Weitere Informationen

Genome editing (GE) is widely recognized as an effective and valuable technology in life sciences research. However, certain genes are difficult to edit depending on some factors such as the type of species, sequences, and GE tools. Therefore, confirming the presence or absence of GE practices in previous publications is crucial for the effective designing and establishment of research using GE. Although the Genome Editing Meta-database (GEM: https://bonohu.hiroshima-u.ac.jp/gem/) aims to provide as comprehensive GE information as possible, it does not indicate how each registered gene is involved in GE. In this study, we developed a systematic method for extracting essential GE information using large language models from the information based on GEM and GE-related articles.
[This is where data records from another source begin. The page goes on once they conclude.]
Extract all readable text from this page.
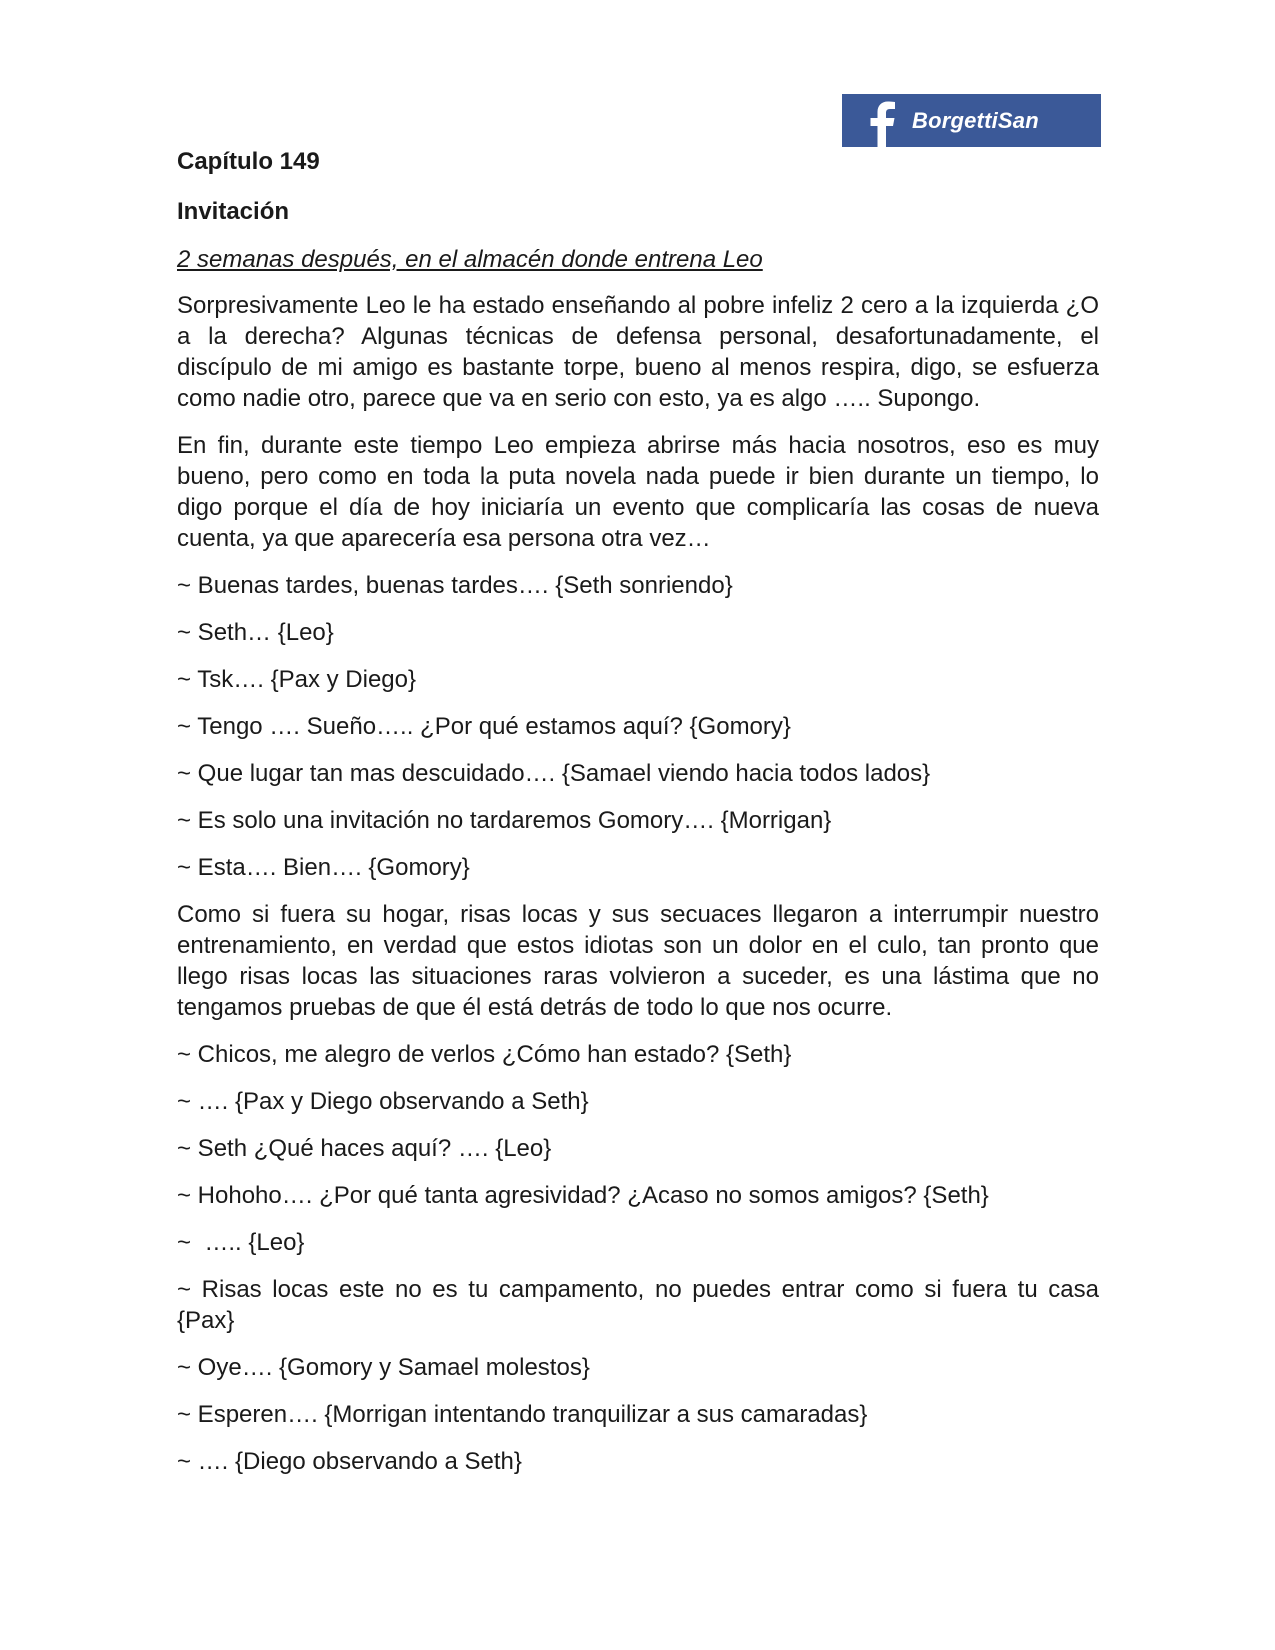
BorgettiSan

Capítulo 149

Invitación

2 semanas después, en el almacén donde entrena Leo

Sorpresivamente Leo le ha estado enseñando al pobre infeliz 2 cero a la izquierda ¿O a la derecha? Algunas técnicas de defensa personal, desafortunadamente, el discípulo de mi amigo es bastante torpe, bueno al menos respira, digo, se esfuerza como nadie otro, parece que va en serio con esto, ya es algo ….. Supongo.

En fin, durante este tiempo Leo empieza abrirse más hacia nosotros, eso es muy bueno, pero como en toda la puta novela nada puede ir bien durante un tiempo, lo digo porque el día de hoy iniciaría un evento que complicaría las cosas de nueva cuenta, ya que aparecería esa persona otra vez…

~ Buenas tardes, buenas tardes…. {Seth sonriendo}

~ Seth… {Leo}

~ Tsk…. {Pax y Diego}

~ Tengo …. Sueño….. ¿Por qué estamos aquí? {Gomory}

~ Que lugar tan mas descuidado…. {Samael viendo hacia todos lados}

~ Es solo una invitación no tardaremos Gomory…. {Morrigan}

~ Esta…. Bien…. {Gomory}

Como si fuera su hogar, risas locas y sus secuaces llegaron a interrumpir nuestro entrenamiento, en verdad que estos idiotas son un dolor en el culo, tan pronto que llego risas locas las situaciones raras volvieron a suceder, es una lástima que no tengamos pruebas de que él está detrás de todo lo que nos ocurre.

~ Chicos, me alegro de verlos ¿Cómo han estado? {Seth}

~ …. {Pax y Diego observando a Seth}

~ Seth ¿Qué haces aquí? …. {Leo}

~ Hohoho…. ¿Por qué tanta agresividad? ¿Acaso no somos amigos? {Seth}

~  ….. {Leo}

~ Risas locas este no es tu campamento, no puedes entrar como si fuera tu casa {Pax}

~ Oye…. {Gomory y Samael molestos}

~ Esperen…. {Morrigan intentando tranquilizar a sus camaradas}

~ …. {Diego observando a Seth}
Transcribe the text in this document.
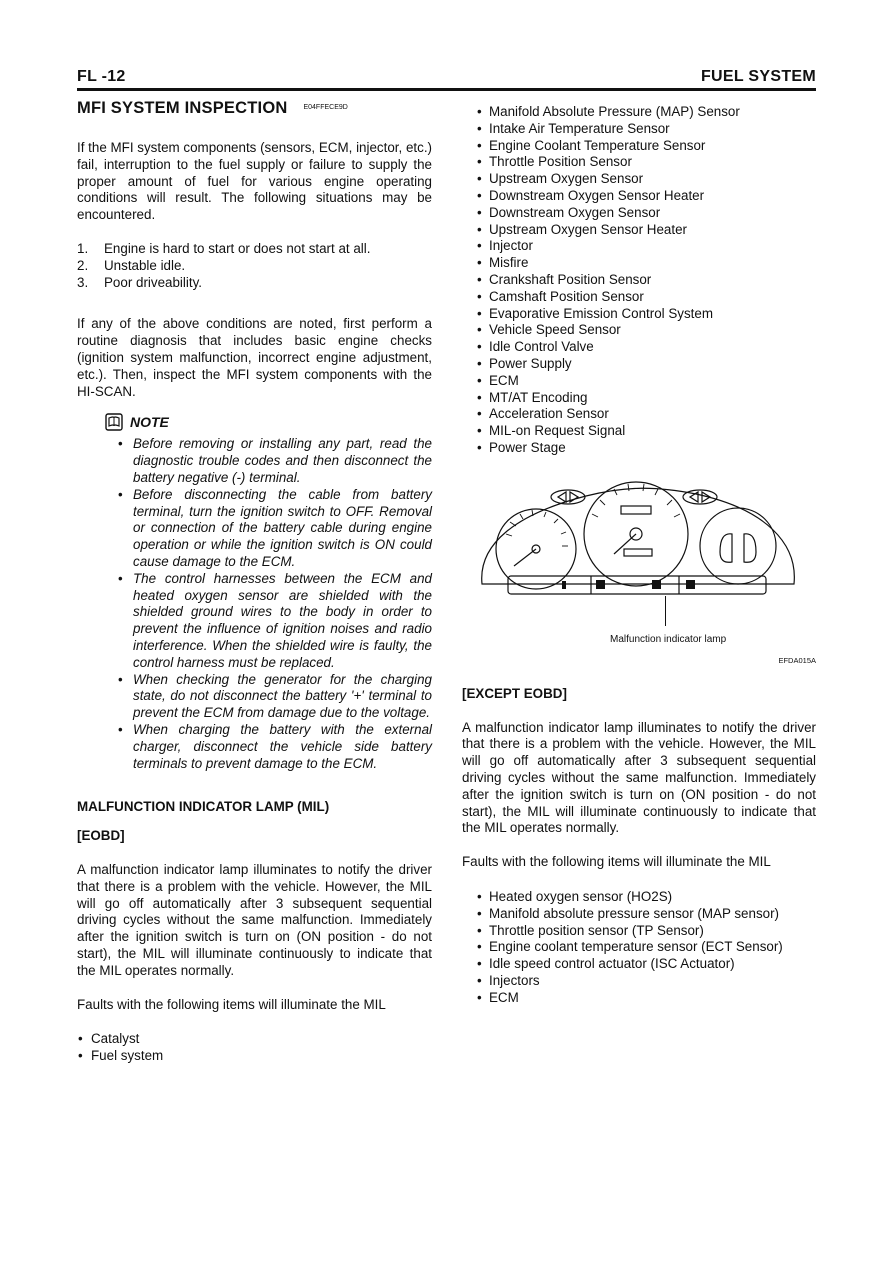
FL -12	FUEL SYSTEM
MFI SYSTEM INSPECTION E04FFECE9D

If the MFI system components (sensors, ECM, injector, etc.) fail, interruption to the fuel supply or failure to supply the proper amount of fuel for various engine operating conditions will result. The following situations may be encountered.

1.	Engine is hard to start or does not start at all.
2.	Unstable idle.
3.	Poor driveability.

If any of the above conditions are noted, first perform a routine diagnosis that includes basic engine checks (ignition system malfunction, incorrect engine adjustment, etc.). Then, inspect the MFI system components with the HI-SCAN.

NOTE
• Before removing or installing any part, read the diagnostic trouble codes and then disconnect the battery negative (-) terminal.
• Before disconnecting the cable from battery terminal, turn the ignition switch to OFF. Removal or connection of the battery cable during engine operation or while the ignition switch is ON could cause damage to the ECM.
• The control harnesses between the ECM and heated oxygen sensor are shielded with the shielded ground wires to the body in order to prevent the influence of ignition noises and radio interference. When the shielded wire is faulty, the control harness must be replaced.
• When checking the generator for the charging state, do not disconnect the battery '+' terminal to prevent the ECM from damage due to the voltage.
• When charging the battery with the external charger, disconnect the vehicle side battery terminals to prevent damage to the ECM.
MALFUNCTION INDICATOR LAMP (MIL)
[EOBD]

A malfunction indicator lamp illuminates to notify the driver that there is a problem with the vehicle. However, the MIL will go off automatically after 3 subsequent sequential driving cycles without the same malfunction. Immediately after the ignition switch is turn on (ON position - do not start), the MIL will illuminate continuously to indicate that the MIL operates normally.

Faults with the following items will illuminate the MIL

• Catalyst
• Fuel system
• Manifold Absolute Pressure (MAP) Sensor
• Intake Air Temperature Sensor
• Engine Coolant Temperature Sensor
• Throttle Position Sensor
• Upstream Oxygen Sensor
• Downstream Oxygen Sensor Heater
• Downstream Oxygen Sensor
• Upstream Oxygen Sensor Heater
• Injector
• Misfire
• Crankshaft Position Sensor
• Camshaft Position Sensor
• Evaporative Emission Control System
• Vehicle Speed Sensor
• Idle Control Valve
• Power Supply
• ECM
• MT/AT Encoding
• Acceleration Sensor
• MIL-on Request Signal
• Power Stage
[EXCEPT EOBD]

A malfunction indicator lamp illuminates to notify the driver that there is a problem with the vehicle. However, the MIL will go off automatically after 3 subsequent sequential driving cycles without the same malfunction. Immediately after the ignition switch is turn on (ON position - do not start), the MIL will illuminate continuously to indicate that the MIL operates normally.

Faults with the following items will illuminate the MIL

• Heated oxygen sensor (HO2S)
• Manifold absolute pressure sensor (MAP sensor)
• Throttle position sensor (TP Sensor)
• Engine coolant temperature sensor (ECT Sensor)
• Idle speed control actuator (ISC Actuator)
• Injectors
• ECM
Malfunction indicator lamp
EFDA015A
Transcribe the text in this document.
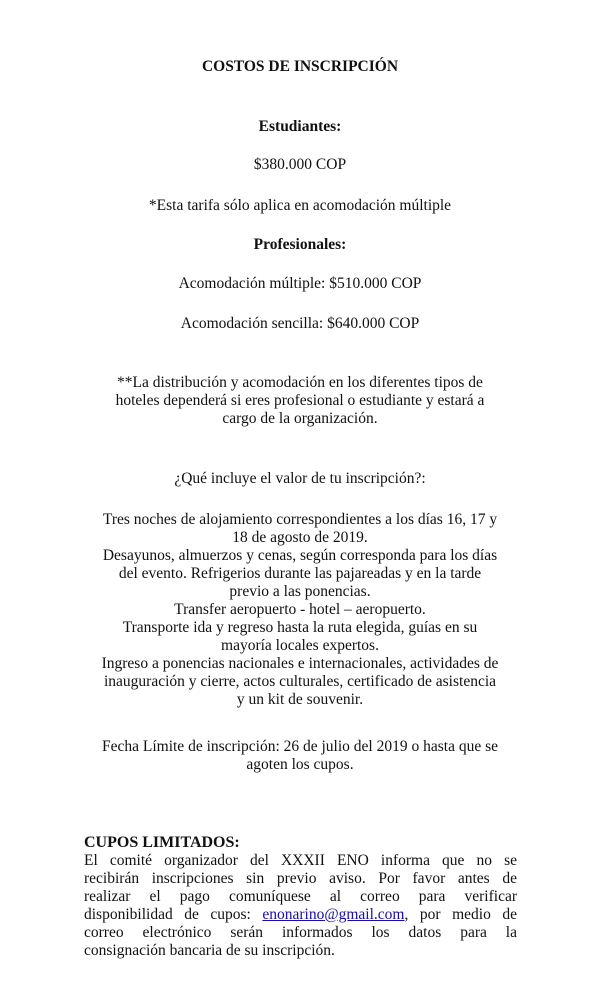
COSTOS DE INSCRIPCIÓN
Estudiantes:
$380.000 COP
*Esta tarifa sólo aplica en acomodación múltiple
Profesionales:
Acomodación múltiple: $510.000 COP
Acomodación sencilla: $640.000 COP
**La distribución y acomodación en los diferentes tipos de
hoteles dependerá si eres profesional o estudiante y estará a
cargo de la organización.
¿Qué incluye el valor de tu inscripción?:
Tres noches de alojamiento correspondientes a los días 16, 17 y
18 de agosto de 2019.
Desayunos, almuerzos y cenas, según corresponda para los días
del evento. Refrigerios durante las pajareadas y en la tarde
previo a las ponencias.
Transfer aeropuerto - hotel – aeropuerto.
Transporte ida y regreso hasta la ruta elegida, guías en su
mayoría locales expertos.
Ingreso a ponencias nacionales e internacionales, actividades de
inauguración y cierre, actos culturales, certificado de asistencia
y un kit de souvenir.
Fecha Límite de inscripción: 26 de julio del 2019 o hasta que se
agoten los cupos.
CUPOS LIMITADOS:
El comité organizador del XXXII ENO informa que no se
recibirán inscripciones sin previo aviso. Por favor antes de
realizar el pago comuníquese al correo para verificar
disponibilidad de cupos: enonarino@gmail.com, por medio de
correo electrónico serán informados los datos para la
consignación bancaria de su inscripción.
This approach allows for a systematic and efficient investigation of GE information that cannot be achieved using the current GEM alone. In addition, by converting the extracted GE information into metrics, we propose a potential application of this method to prioritize genes for future research. The extracted GE information and novel GE-related scores are expected to facilitate the efficient selection of target genes for GE and support the design of research using GE. Database URLs:  https://github.com/szktkyk/extract_geinfo, https://github.com/szktkyk/visualize_geinfo.
(© The Author(s) 2025. Published by Oxford University Press.)